La semana pasada, la atención estuvo puesta en la corrida cambiaria. El aumento del dólar indefectiblemente- como es sabido por todos- se trasladará a los precios de la economía de a pie. Sube el riesgo país, cae la bolsa y las acciones de las empresas, y también cae la actividad económica. Estos últimos, todos indicadores concretos de la macroeconomía. Pero el peor índice es la desigualdad. Esa es la economía real.
Hace una semana el INDEC publicó los nuevos datos que arrojan las mediciones del coeficiente GINI, que mide los índices de desigualdad.
Los números que hablan de personas y no de números en sí mismo, dicen que creció la desigualdad en la Argentina durante los primeros meses del gobierno de Javier Milei.
El coeficiente de Gini, fue de 0,467 en el primer trimestre de 2024, “lo que muestra un importante aumento de este indicador en la comparación interanual”, considerando que en el mismo período de 2023 el valor fue de 0,446.
De esta manera, la desigualdad del primer trimestre de este año superó al valor alcanzado en el peor momento de la pandemia, en el segundo trimestre de 2020, cuando fue de 0,451.
La brecha calculada entre la mediana del decil 10 y el decil 1 de ingreso per cápita familiar de la población fue de 15 en los primeros meses de gestión de (La Libertad Avanza). Es decir, el ingreso de una familia rica fue 15 veces superior al de una de escasos recursos.
El martes el gobierno firmó el pacto de mayo junto a 18 gobernadores. En ninguno de los 10 puntos del Pacto habla de combatir la pobreza y mucho menos la desigualdad.
La historia muestra que para combatir la pobreza es necesario combatir la riqueza y por consecuencia se corregirán los índices de desigualdad que es la mayor de las injusticias.

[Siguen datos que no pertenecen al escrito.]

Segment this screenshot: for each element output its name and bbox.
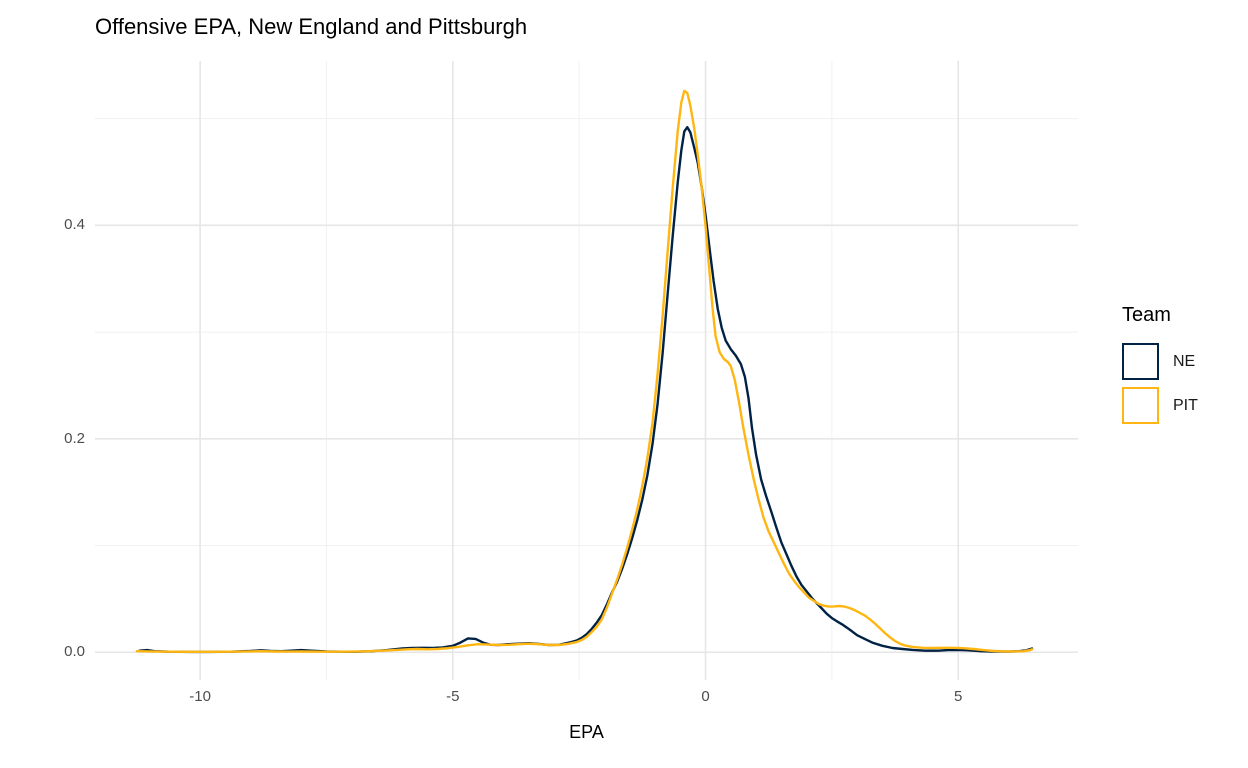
pit-swatch (1122, 387, 1159, 424)
gridlines-minor (95, 61, 1078, 680)
x-axis-title: EPA (569, 722, 604, 742)
density-curves (135, 89, 1034, 654)
legend: Team NE PIT (1122, 304, 1242, 431)
x-tick-label: 0 (701, 688, 710, 705)
ne-swatch (1122, 343, 1159, 380)
y-tick-label: 0.4 (64, 216, 85, 234)
density-curve-pit (135, 89, 1034, 653)
x-tick-label: 5 (954, 688, 963, 705)
gridlines-major (95, 61, 1078, 680)
legend-label-ne: NE (1173, 352, 1196, 370)
y-tick-label: 0.0 (64, 643, 85, 661)
y-tick-label: 0.2 (64, 429, 85, 447)
x-tick-label: -10 (189, 688, 211, 705)
legend-label-pit: PIT (1173, 396, 1198, 414)
legend-title: Team (1122, 304, 1171, 326)
legend-item-pit: PIT (1122, 387, 1242, 424)
plot-title: Offensive EPA, New England and Pittsburg… (95, 14, 528, 39)
density-curve-ne (138, 125, 1034, 654)
legend-item-ne: NE (1122, 343, 1242, 380)
x-tick-label: -5 (446, 688, 460, 705)
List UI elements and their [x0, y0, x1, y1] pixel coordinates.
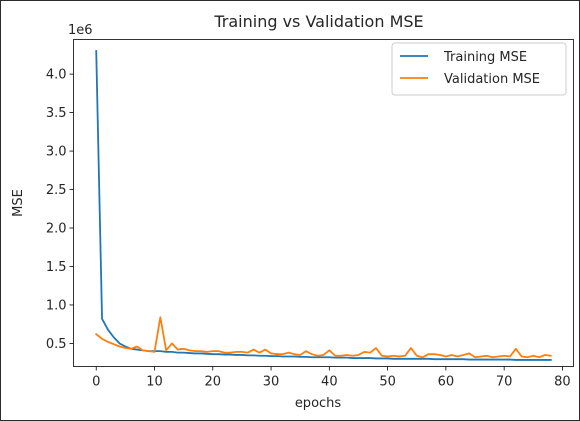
training-mse-line	[95, 50, 552, 361]
y-tick-label: 2.0	[46, 222, 67, 237]
legend-label-training: Training MSE	[443, 50, 527, 65]
x-tick-label: 10	[146, 375, 163, 390]
x-tick-label: 60	[438, 375, 455, 390]
y-tick-label: 3.5	[46, 106, 67, 121]
plot-area	[73, 39, 574, 367]
y-offset-label: 1e6	[68, 23, 93, 38]
axis-ticks: 0 10 20 30 40 50 60 70 80 0.5 1.0 1.5 2.0 2.5 3.0 3.5 4.…	[46, 68, 571, 390]
x-tick-label: 0	[92, 375, 100, 390]
series-layer	[94, 50, 552, 361]
y-tick-label: 3.0	[46, 145, 67, 160]
x-axis-label: epochs	[295, 396, 342, 411]
x-tick-label: 20	[205, 375, 222, 390]
y-tick-label: 4.0	[46, 68, 67, 83]
y-tick-label: 1.5	[46, 260, 67, 275]
validation-mse-line	[94, 316, 552, 359]
x-tick-label: 70	[496, 375, 513, 390]
x-tick-label: 40	[321, 375, 338, 390]
legend-label-validation: Validation MSE	[444, 72, 540, 87]
y-axis-label: MSE	[11, 189, 26, 217]
legend: Training MSE Validation MSE	[391, 42, 567, 96]
y-tick-label: 2.5	[46, 183, 67, 198]
x-tick-label: 80	[554, 375, 571, 390]
y-tick-label: 0.5	[46, 337, 67, 352]
y-tick-label: 1.0	[46, 298, 67, 313]
chart-title: Training vs Validation MSE	[213, 12, 423, 31]
legend-box	[391, 42, 567, 96]
x-tick-label: 50	[379, 375, 396, 390]
x-tick-label: 30	[263, 375, 280, 390]
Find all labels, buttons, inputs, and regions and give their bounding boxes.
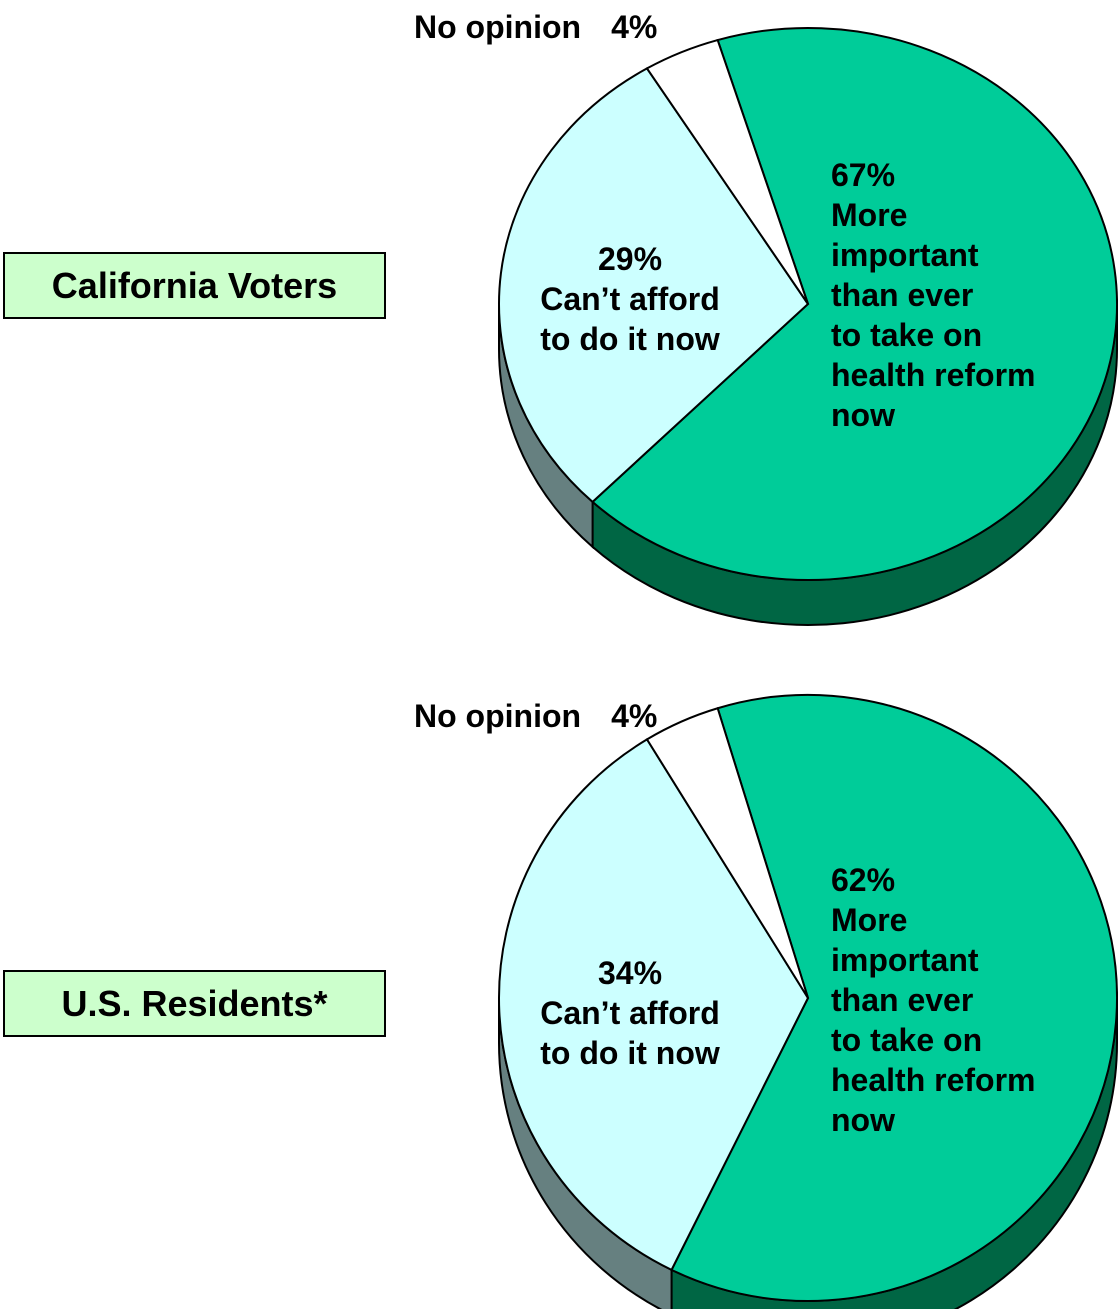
group-label: California Voters <box>3 252 386 319</box>
slice-label-line: Can’t afford <box>540 281 720 317</box>
slice-percent: 67% <box>831 157 895 193</box>
pie-chart: 67% More important than ever to take on healt… <box>414 9 1118 626</box>
slice-percent: 62% <box>831 862 895 898</box>
slice-label-cant-afford: 29% Can’t afford to do it now <box>540 241 720 357</box>
slice-label-line: now <box>831 1102 895 1138</box>
slice-percent: 4% <box>611 9 657 45</box>
slice-label-line: important <box>831 237 979 273</box>
slice-label-line: More <box>831 197 907 233</box>
slice-label-line: to take on <box>831 1022 982 1058</box>
slice-label-line: important <box>831 942 979 978</box>
slice-label-line: to do it now <box>540 321 720 357</box>
pie-slice-more-important <box>670 694 1118 1302</box>
slice-label-line: Can’t afford <box>540 995 720 1031</box>
slice-label-line: to take on <box>831 317 982 353</box>
slice-label-line: health reform <box>831 1062 1035 1098</box>
slice-label-no-opinion: No opinion 4% <box>414 9 657 45</box>
slice-label-cant-afford: 34% Can’t afford to do it now <box>540 955 720 1071</box>
california-voters-panel: California Voters 67% More important than e… <box>3 9 1118 626</box>
slice-label-text: No opinion <box>414 9 581 45</box>
slice-label-no-opinion: No opinion 4% <box>414 698 657 734</box>
slice-percent: 34% <box>598 955 662 991</box>
slice-label-line: now <box>831 397 895 433</box>
slice-percent: 29% <box>598 241 662 277</box>
slice-label-line: health reform <box>831 357 1035 393</box>
slice-label-line: More <box>831 902 907 938</box>
slice-label-line: than ever <box>831 277 973 313</box>
pie-slice-more-important <box>591 27 1118 581</box>
slice-label-more-important: 62% More important than ever to take on healt… <box>831 862 1035 1138</box>
slice-label-more-important: 67% More important than ever to take on healt… <box>831 157 1035 433</box>
pie-slice-no-opinion <box>645 706 809 999</box>
us-residents-panel: U.S. Residents* 62% More important than eve… <box>0 654 1118 1309</box>
pie-slice-cant-afford <box>498 67 810 504</box>
pie-chart: 62% More important than ever to take on healt… <box>414 694 1118 1309</box>
pie-slice-no-opinion <box>645 38 809 305</box>
slice-label-line: to do it now <box>540 1035 720 1071</box>
pie-slice-cant-afford <box>497 738 810 1272</box>
slice-label-line: than ever <box>831 982 973 1018</box>
slice-percent: 4% <box>611 698 657 734</box>
group-label: U.S. Residents* <box>3 970 386 1037</box>
slice-label-text: No opinion <box>414 698 581 734</box>
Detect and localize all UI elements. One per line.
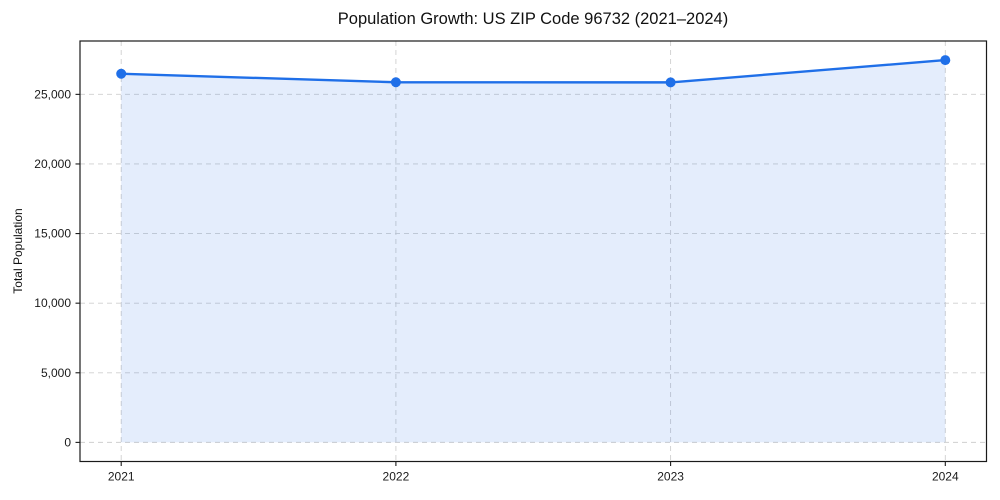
y-tick-label: 5,000 — [41, 366, 71, 380]
y-tick-label: 0 — [64, 435, 71, 449]
data-point-marker — [390, 77, 401, 88]
data-point-marker — [116, 68, 127, 79]
chart-title: Population Growth: US ZIP Code 96732 (20… — [337, 10, 729, 28]
area-fill — [121, 60, 946, 443]
plot-border — [79, 40, 988, 463]
data-point-marker — [665, 77, 676, 88]
x-tick-label: 2023 — [657, 470, 684, 484]
data-point-marker — [940, 55, 951, 66]
x-tick-label: 2024 — [932, 470, 959, 484]
x-tick-label: 2022 — [383, 470, 410, 484]
y-tick-label: 10,000 — [34, 296, 71, 310]
y-tick-label: 15,000 — [34, 227, 71, 241]
y-tick-label: 20,000 — [34, 157, 71, 171]
x-tick-label: 2021 — [108, 470, 135, 484]
y-tick-label: 25,000 — [34, 87, 71, 101]
population-line — [120, 58, 947, 84]
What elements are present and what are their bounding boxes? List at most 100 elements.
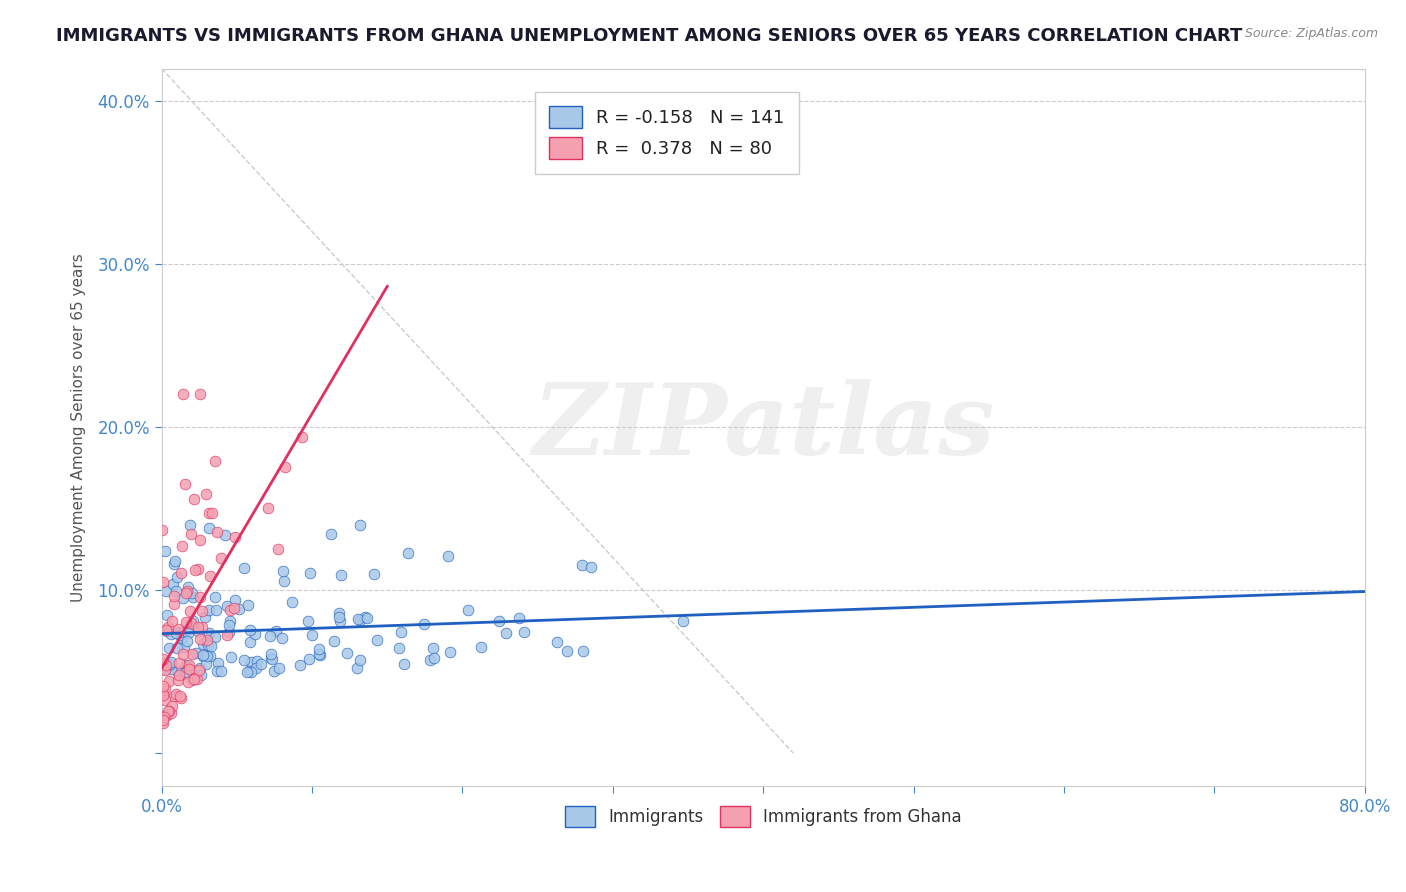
Point	[243, 627, 266, 641]
Text: ZIPatlas: ZIPatlas	[531, 379, 994, 475]
Point	[167, 673, 190, 687]
Point	[264, 624, 287, 638]
Point	[170, 690, 193, 705]
Point	[165, 583, 187, 598]
Point	[152, 688, 174, 702]
Point	[398, 546, 420, 560]
Point	[181, 591, 204, 605]
Point	[354, 610, 377, 624]
Point	[165, 688, 187, 702]
Point	[198, 520, 221, 534]
Point	[194, 609, 217, 624]
Point	[174, 657, 197, 672]
Point	[239, 665, 262, 679]
Point	[193, 637, 215, 651]
Point	[163, 557, 186, 571]
Point	[197, 638, 219, 652]
Point	[513, 625, 536, 640]
Point	[181, 648, 204, 662]
Point	[160, 662, 183, 676]
Point	[153, 710, 176, 724]
Point	[157, 704, 180, 718]
Point	[328, 606, 350, 620]
Point	[183, 672, 205, 686]
Point	[166, 665, 188, 679]
Point	[389, 624, 412, 639]
Point	[156, 624, 179, 638]
Point	[177, 662, 200, 676]
Point	[195, 657, 218, 671]
Point	[155, 544, 177, 558]
Point	[177, 660, 200, 674]
Point	[579, 560, 602, 574]
Point	[308, 642, 330, 657]
Point	[165, 554, 187, 568]
Point	[172, 647, 194, 661]
Point	[346, 612, 368, 626]
Point	[256, 500, 278, 515]
Point	[153, 681, 176, 695]
Point	[186, 646, 208, 660]
Point	[177, 625, 200, 640]
Point	[249, 657, 271, 671]
Point	[290, 657, 312, 672]
Point	[195, 648, 218, 663]
Point	[152, 713, 174, 727]
Point	[291, 430, 314, 444]
Point	[172, 387, 194, 401]
Point	[495, 625, 517, 640]
Text: Source: ZipAtlas.com: Source: ZipAtlas.com	[1244, 27, 1378, 40]
Point	[309, 648, 332, 662]
Point	[423, 651, 446, 665]
Point	[273, 564, 295, 578]
Point	[269, 660, 291, 674]
Point	[207, 656, 229, 670]
Point	[160, 627, 183, 641]
Point	[197, 602, 219, 616]
Text: IMMIGRANTS VS IMMIGRANTS FROM GHANA UNEMPLOYMENT AMONG SENIORS OVER 65 YEARS COR: IMMIGRANTS VS IMMIGRANTS FROM GHANA UNEM…	[56, 27, 1243, 45]
Point	[457, 603, 479, 617]
Point	[232, 653, 254, 667]
Point	[155, 663, 177, 677]
Point	[273, 574, 295, 588]
Point	[555, 643, 578, 657]
Point	[363, 566, 385, 581]
Point	[197, 633, 219, 648]
Point	[179, 657, 201, 672]
Point	[236, 599, 259, 613]
Point	[205, 525, 228, 540]
Point	[239, 623, 262, 637]
Point	[167, 623, 190, 637]
Point	[157, 620, 180, 634]
Point	[150, 659, 173, 673]
Point	[218, 614, 240, 628]
Point	[224, 593, 246, 607]
Point	[263, 664, 285, 678]
Point	[672, 614, 695, 628]
Point	[157, 704, 180, 718]
Point	[150, 523, 173, 537]
Point	[240, 655, 263, 669]
Point	[262, 651, 284, 665]
Point	[191, 604, 214, 618]
Point	[184, 671, 207, 685]
Point	[173, 640, 195, 654]
Point	[209, 550, 232, 565]
Point	[156, 707, 179, 722]
Point	[245, 661, 267, 675]
Point	[188, 590, 211, 604]
Point	[174, 476, 197, 491]
Point	[204, 591, 226, 605]
Point	[187, 624, 209, 639]
Point	[246, 654, 269, 668]
Point	[176, 634, 198, 648]
Point	[155, 657, 177, 672]
Point	[177, 674, 200, 689]
Point	[349, 653, 371, 667]
Point	[159, 659, 181, 673]
Point	[209, 664, 232, 678]
Point	[174, 665, 197, 679]
Point	[200, 639, 222, 653]
Point	[188, 533, 211, 547]
Point	[191, 648, 214, 663]
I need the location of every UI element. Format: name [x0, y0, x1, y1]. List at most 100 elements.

Sin dudas que el enemigo del pueblo es muy poderoso y utiliza distintos disfraces para engañar. Pero a pesar de la dura realidad es necesario recordar que quienes tienen mucho, es decir, casi toda la torta, son pocos en términos nominales. Son un grupo reducido de la población. Y quienes no tienen nada o tenemos muy poco, en términos nominales somos muchos, es decir, la enorme mayoría, y eso es una buena noticia de por sí.
Reconstruir una nueva mayoría organizada parece ser la tangente a tomar. Es por ahí. En la realidad de hoy estaría quedando claro que las soluciones para las mayorías nunca son individuales. La salida necesariamente será colectiva, así deberá ser, colectiva.